A Kantorovich-type variant of Gr\"unwald Interpolation Operators

TL;DR

This paper introduces a new class of integral operators based on Gr"unwald interpolation on Chebyshev nodes, extending convergence results to various function spaces including $L^p$, weighted, and Orlicz spaces.

Contribution

It develops a Kantorovich-type variant of Gr"unwald operators, enabling convergence analysis in broader function spaces beyond continuous functions.

Findings

Operators are uniformly bounded on $L^p$ and other Banach spaces.

Convergence is established using modulus of continuity and K-functionals.
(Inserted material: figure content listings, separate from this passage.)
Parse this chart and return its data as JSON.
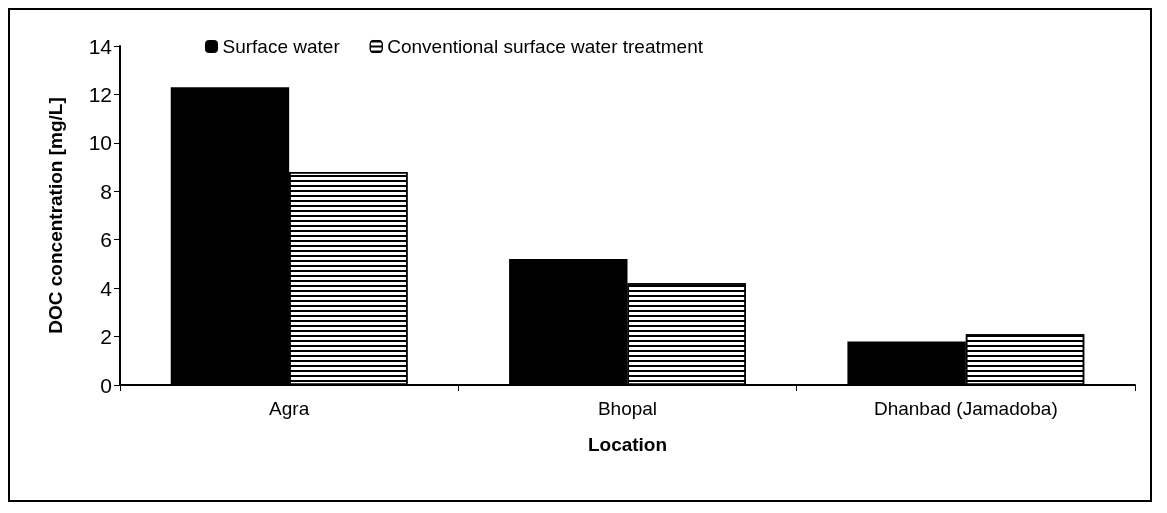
{
  "chart_data": {
    "type": "bar",
    "xlabel": "Location",
    "ylabel": "DOC concentration [mg/L]",
    "categories": [
      "Agra",
      "Bhopal",
      "Dhanbad (Jamadoba)"
    ],
    "series": [
      {
        "name": "Surface water",
        "color": "#000000",
        "values": [
          12.3,
          5.2,
          1.8
        ]
      },
      {
        "name": "Conventional surface water treatment",
        "color": "#ffffff",
        "values": [
          8.8,
          4.2,
          2.1
        ]
      }
    ],
    "ylim": [
      0,
      14
    ],
    "yticks": [
      0,
      2,
      4,
      6,
      8,
      10,
      12,
      14
    ],
    "grid": false,
    "legend": "top left"
  }
}
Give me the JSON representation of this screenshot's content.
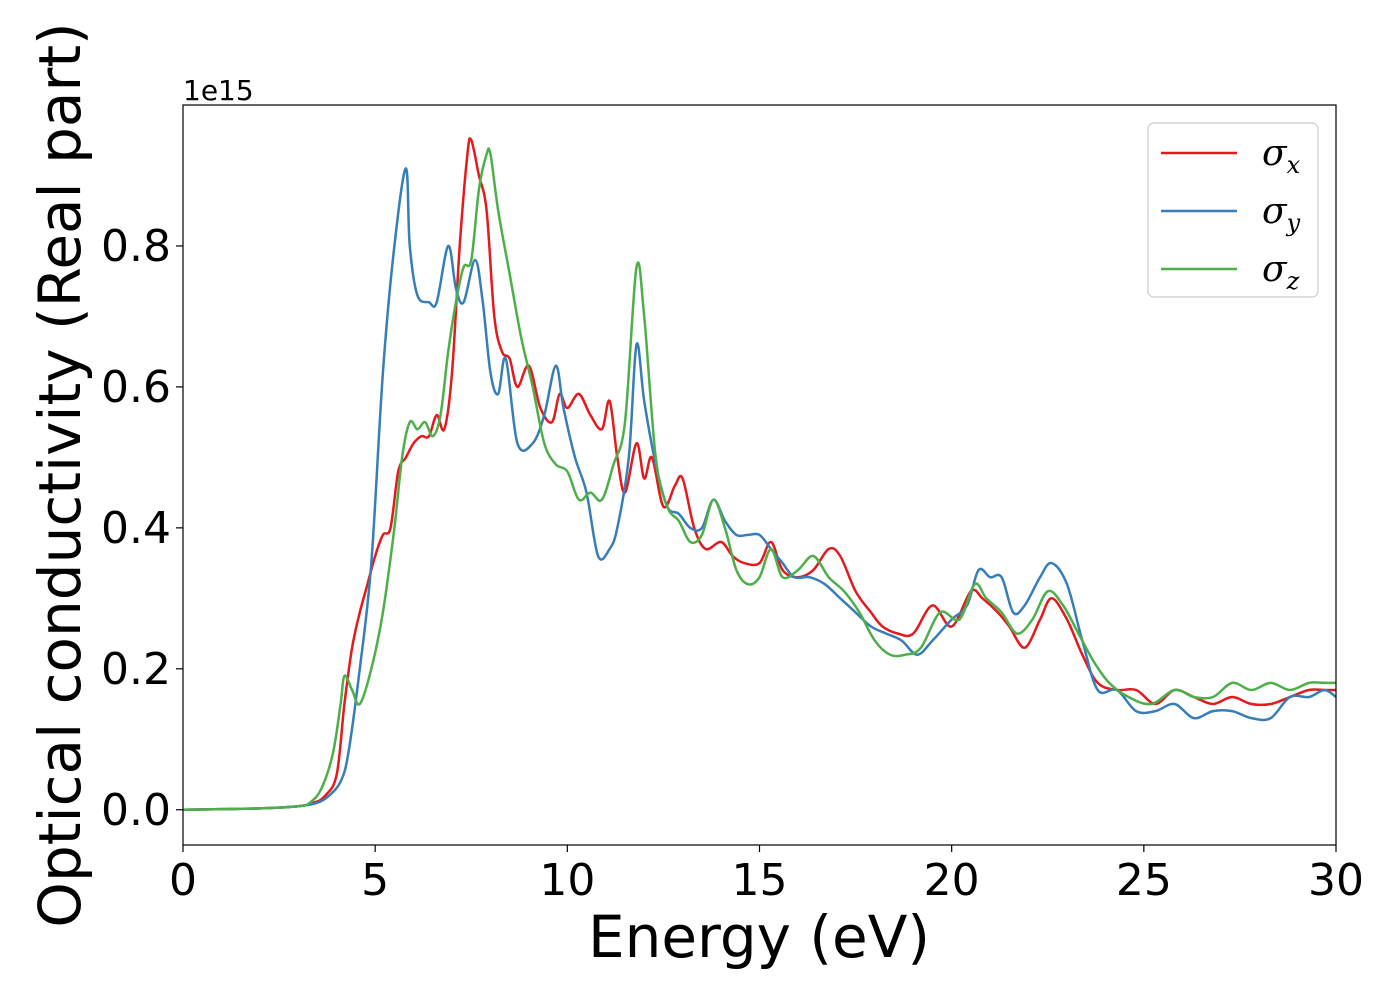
{
  "chart_data": {
    "type": "line",
    "title": "",
    "xlabel": "Energy (eV)",
    "ylabel": "Optical conductivity (Real part)",
    "y_offset_label": "1e15",
    "xlim": [
      0,
      30
    ],
    "ylim": [
      -0.05,
      1.0
    ],
    "x_ticks": [
      0,
      5,
      10,
      15,
      20,
      25,
      30
    ],
    "x_tick_labels": [
      "0",
      "5",
      "10",
      "15",
      "20",
      "25",
      "30"
    ],
    "y_ticks": [
      0.0,
      0.2,
      0.4,
      0.6,
      0.8
    ],
    "y_tick_labels": [
      "0.0",
      "0.2",
      "0.4",
      "0.6",
      "0.8"
    ],
    "grid": false,
    "legend_position": "top-right",
    "series": [
      {
        "name": "σx",
        "legend_symbol": "σ",
        "legend_sub": "x",
        "color": "#e41a1c",
        "points": [
          [
            0,
            0
          ],
          [
            1,
            0.001
          ],
          [
            2,
            0.002
          ],
          [
            3,
            0.005
          ],
          [
            3.4,
            0.01
          ],
          [
            3.7,
            0.02
          ],
          [
            4.0,
            0.05
          ],
          [
            4.2,
            0.15
          ],
          [
            4.4,
            0.23
          ],
          [
            4.6,
            0.28
          ],
          [
            4.8,
            0.32
          ],
          [
            5.0,
            0.36
          ],
          [
            5.2,
            0.39
          ],
          [
            5.4,
            0.4
          ],
          [
            5.6,
            0.48
          ],
          [
            5.8,
            0.5
          ],
          [
            6.0,
            0.52
          ],
          [
            6.2,
            0.53
          ],
          [
            6.4,
            0.53
          ],
          [
            6.6,
            0.56
          ],
          [
            6.8,
            0.54
          ],
          [
            7.0,
            0.62
          ],
          [
            7.2,
            0.8
          ],
          [
            7.4,
            0.93
          ],
          [
            7.5,
            0.95
          ],
          [
            7.7,
            0.9
          ],
          [
            7.9,
            0.85
          ],
          [
            8.1,
            0.7
          ],
          [
            8.3,
            0.65
          ],
          [
            8.5,
            0.64
          ],
          [
            8.7,
            0.6
          ],
          [
            9.0,
            0.63
          ],
          [
            9.3,
            0.57
          ],
          [
            9.6,
            0.55
          ],
          [
            9.8,
            0.59
          ],
          [
            10.0,
            0.57
          ],
          [
            10.3,
            0.59
          ],
          [
            10.6,
            0.56
          ],
          [
            10.9,
            0.54
          ],
          [
            11.1,
            0.58
          ],
          [
            11.3,
            0.5
          ],
          [
            11.5,
            0.45
          ],
          [
            11.8,
            0.52
          ],
          [
            12.0,
            0.47
          ],
          [
            12.2,
            0.5
          ],
          [
            12.5,
            0.43
          ],
          [
            12.8,
            0.46
          ],
          [
            13.0,
            0.47
          ],
          [
            13.3,
            0.4
          ],
          [
            13.6,
            0.37
          ],
          [
            14.0,
            0.38
          ],
          [
            14.3,
            0.36
          ],
          [
            14.6,
            0.35
          ],
          [
            15.0,
            0.35
          ],
          [
            15.3,
            0.38
          ],
          [
            15.6,
            0.34
          ],
          [
            16.0,
            0.33
          ],
          [
            16.4,
            0.34
          ],
          [
            16.8,
            0.37
          ],
          [
            17.1,
            0.36
          ],
          [
            17.5,
            0.31
          ],
          [
            17.9,
            0.28
          ],
          [
            18.2,
            0.26
          ],
          [
            18.6,
            0.25
          ],
          [
            19.0,
            0.25
          ],
          [
            19.5,
            0.29
          ],
          [
            20.0,
            0.26
          ],
          [
            20.5,
            0.31
          ],
          [
            20.8,
            0.3
          ],
          [
            21.2,
            0.28
          ],
          [
            21.5,
            0.26
          ],
          [
            21.9,
            0.23
          ],
          [
            22.3,
            0.27
          ],
          [
            22.6,
            0.3
          ],
          [
            23.0,
            0.27
          ],
          [
            23.4,
            0.22
          ],
          [
            23.8,
            0.18
          ],
          [
            24.3,
            0.17
          ],
          [
            24.8,
            0.17
          ],
          [
            25.3,
            0.15
          ],
          [
            25.8,
            0.17
          ],
          [
            26.3,
            0.16
          ],
          [
            26.8,
            0.15
          ],
          [
            27.3,
            0.16
          ],
          [
            27.8,
            0.15
          ],
          [
            28.3,
            0.15
          ],
          [
            28.8,
            0.16
          ],
          [
            29.3,
            0.17
          ],
          [
            29.7,
            0.17
          ],
          [
            30,
            0.17
          ]
        ]
      },
      {
        "name": "σy",
        "legend_symbol": "σ",
        "legend_sub": "y",
        "color": "#377eb8",
        "points": [
          [
            0,
            0
          ],
          [
            1,
            0.001
          ],
          [
            2,
            0.002
          ],
          [
            3,
            0.005
          ],
          [
            3.5,
            0.01
          ],
          [
            3.8,
            0.02
          ],
          [
            4.1,
            0.04
          ],
          [
            4.3,
            0.08
          ],
          [
            4.6,
            0.2
          ],
          [
            4.9,
            0.35
          ],
          [
            5.2,
            0.62
          ],
          [
            5.5,
            0.8
          ],
          [
            5.8,
            0.91
          ],
          [
            5.9,
            0.8
          ],
          [
            6.1,
            0.73
          ],
          [
            6.4,
            0.72
          ],
          [
            6.6,
            0.72
          ],
          [
            6.9,
            0.8
          ],
          [
            7.1,
            0.74
          ],
          [
            7.3,
            0.72
          ],
          [
            7.6,
            0.78
          ],
          [
            7.8,
            0.72
          ],
          [
            8.0,
            0.62
          ],
          [
            8.2,
            0.59
          ],
          [
            8.4,
            0.64
          ],
          [
            8.7,
            0.52
          ],
          [
            9.1,
            0.52
          ],
          [
            9.4,
            0.56
          ],
          [
            9.7,
            0.63
          ],
          [
            9.9,
            0.57
          ],
          [
            10.2,
            0.5
          ],
          [
            10.5,
            0.45
          ],
          [
            10.8,
            0.36
          ],
          [
            11.1,
            0.37
          ],
          [
            11.3,
            0.4
          ],
          [
            11.6,
            0.5
          ],
          [
            11.8,
            0.66
          ],
          [
            12.0,
            0.58
          ],
          [
            12.3,
            0.49
          ],
          [
            12.6,
            0.43
          ],
          [
            12.9,
            0.42
          ],
          [
            13.2,
            0.4
          ],
          [
            13.5,
            0.4
          ],
          [
            13.8,
            0.44
          ],
          [
            14.1,
            0.41
          ],
          [
            14.4,
            0.39
          ],
          [
            14.7,
            0.39
          ],
          [
            15.0,
            0.39
          ],
          [
            15.3,
            0.37
          ],
          [
            15.6,
            0.35
          ],
          [
            15.9,
            0.33
          ],
          [
            16.3,
            0.33
          ],
          [
            16.7,
            0.32
          ],
          [
            17.1,
            0.3
          ],
          [
            17.5,
            0.28
          ],
          [
            17.9,
            0.26
          ],
          [
            18.3,
            0.25
          ],
          [
            18.7,
            0.24
          ],
          [
            19.1,
            0.22
          ],
          [
            19.5,
            0.24
          ],
          [
            20.0,
            0.27
          ],
          [
            20.4,
            0.29
          ],
          [
            20.7,
            0.34
          ],
          [
            21.0,
            0.33
          ],
          [
            21.3,
            0.33
          ],
          [
            21.6,
            0.28
          ],
          [
            21.9,
            0.29
          ],
          [
            22.3,
            0.33
          ],
          [
            22.6,
            0.35
          ],
          [
            23.0,
            0.32
          ],
          [
            23.4,
            0.24
          ],
          [
            23.8,
            0.17
          ],
          [
            24.3,
            0.17
          ],
          [
            24.8,
            0.14
          ],
          [
            25.3,
            0.14
          ],
          [
            25.8,
            0.15
          ],
          [
            26.3,
            0.13
          ],
          [
            26.8,
            0.14
          ],
          [
            27.3,
            0.14
          ],
          [
            27.8,
            0.13
          ],
          [
            28.3,
            0.13
          ],
          [
            28.8,
            0.16
          ],
          [
            29.3,
            0.16
          ],
          [
            29.7,
            0.17
          ],
          [
            30,
            0.16
          ]
        ]
      },
      {
        "name": "σz",
        "legend_symbol": "σ",
        "legend_sub": "z",
        "color": "#4daf4a",
        "points": [
          [
            0,
            0
          ],
          [
            1,
            0.001
          ],
          [
            2,
            0.002
          ],
          [
            3,
            0.005
          ],
          [
            3.3,
            0.01
          ],
          [
            3.6,
            0.03
          ],
          [
            3.9,
            0.08
          ],
          [
            4.1,
            0.15
          ],
          [
            4.2,
            0.19
          ],
          [
            4.4,
            0.17
          ],
          [
            4.6,
            0.15
          ],
          [
            4.9,
            0.2
          ],
          [
            5.2,
            0.28
          ],
          [
            5.5,
            0.4
          ],
          [
            5.7,
            0.5
          ],
          [
            5.9,
            0.55
          ],
          [
            6.1,
            0.54
          ],
          [
            6.3,
            0.55
          ],
          [
            6.5,
            0.53
          ],
          [
            6.7,
            0.56
          ],
          [
            6.9,
            0.65
          ],
          [
            7.1,
            0.72
          ],
          [
            7.3,
            0.77
          ],
          [
            7.5,
            0.78
          ],
          [
            7.7,
            0.88
          ],
          [
            7.9,
            0.93
          ],
          [
            8.0,
            0.93
          ],
          [
            8.2,
            0.85
          ],
          [
            8.5,
            0.76
          ],
          [
            8.8,
            0.67
          ],
          [
            9.1,
            0.6
          ],
          [
            9.4,
            0.52
          ],
          [
            9.7,
            0.49
          ],
          [
            10.0,
            0.48
          ],
          [
            10.3,
            0.44
          ],
          [
            10.6,
            0.45
          ],
          [
            10.9,
            0.44
          ],
          [
            11.2,
            0.49
          ],
          [
            11.5,
            0.55
          ],
          [
            11.8,
            0.77
          ],
          [
            12.0,
            0.7
          ],
          [
            12.3,
            0.5
          ],
          [
            12.6,
            0.43
          ],
          [
            12.9,
            0.41
          ],
          [
            13.2,
            0.38
          ],
          [
            13.5,
            0.39
          ],
          [
            13.8,
            0.44
          ],
          [
            14.1,
            0.4
          ],
          [
            14.4,
            0.34
          ],
          [
            14.7,
            0.32
          ],
          [
            15.0,
            0.33
          ],
          [
            15.3,
            0.37
          ],
          [
            15.6,
            0.33
          ],
          [
            16.0,
            0.34
          ],
          [
            16.4,
            0.36
          ],
          [
            16.8,
            0.33
          ],
          [
            17.2,
            0.31
          ],
          [
            17.6,
            0.28
          ],
          [
            18.0,
            0.24
          ],
          [
            18.4,
            0.22
          ],
          [
            18.8,
            0.22
          ],
          [
            19.2,
            0.23
          ],
          [
            19.7,
            0.28
          ],
          [
            20.2,
            0.27
          ],
          [
            20.6,
            0.32
          ],
          [
            20.9,
            0.3
          ],
          [
            21.3,
            0.28
          ],
          [
            21.7,
            0.25
          ],
          [
            22.1,
            0.27
          ],
          [
            22.5,
            0.31
          ],
          [
            22.9,
            0.29
          ],
          [
            23.3,
            0.25
          ],
          [
            23.7,
            0.21
          ],
          [
            24.1,
            0.18
          ],
          [
            24.6,
            0.16
          ],
          [
            25.2,
            0.15
          ],
          [
            25.8,
            0.17
          ],
          [
            26.3,
            0.16
          ],
          [
            26.8,
            0.16
          ],
          [
            27.3,
            0.18
          ],
          [
            27.8,
            0.17
          ],
          [
            28.3,
            0.18
          ],
          [
            28.8,
            0.17
          ],
          [
            29.3,
            0.18
          ],
          [
            29.7,
            0.18
          ],
          [
            30,
            0.18
          ]
        ]
      }
    ]
  }
}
Point-wise estimates are derived via Hardy-Littlewood maximal operator.

Abstract

In this paper, we introduce a new sequence of operators based on the Gr\"unwald interpolation operators on Chebyshev nodes on the space $L^p[0,{\pi}]$. The operators we consider are integral variants of the Gr\"unwald interpolation operators, inspired from the classical Kantorovich operators. Unlike the original Gr\"unwald interpolation operators, our construction enables the derivation of convergence results not only on $C[0,{\pi}]$ but also in the space $L^p[0,{\pi}]$. First, we establish the uniform boundedness of this sequence on these spaces and subsequently prove the convergence of the operators. We obtain quantitative estimates using modulus of continuity and a suitable K-functional. Furthermore, we derive a point-wise estimate via the Hardy-Littlewood maximal operator. By invoking a Korovkin-type theorem, we extend the convergence results to several Banach function spaces on a nontrivial subspace. In particular, we establish these results for weighted Lebesgue spaces, Grand Lebesgue spaces, Morrey spaces, Orlicz spaces etc.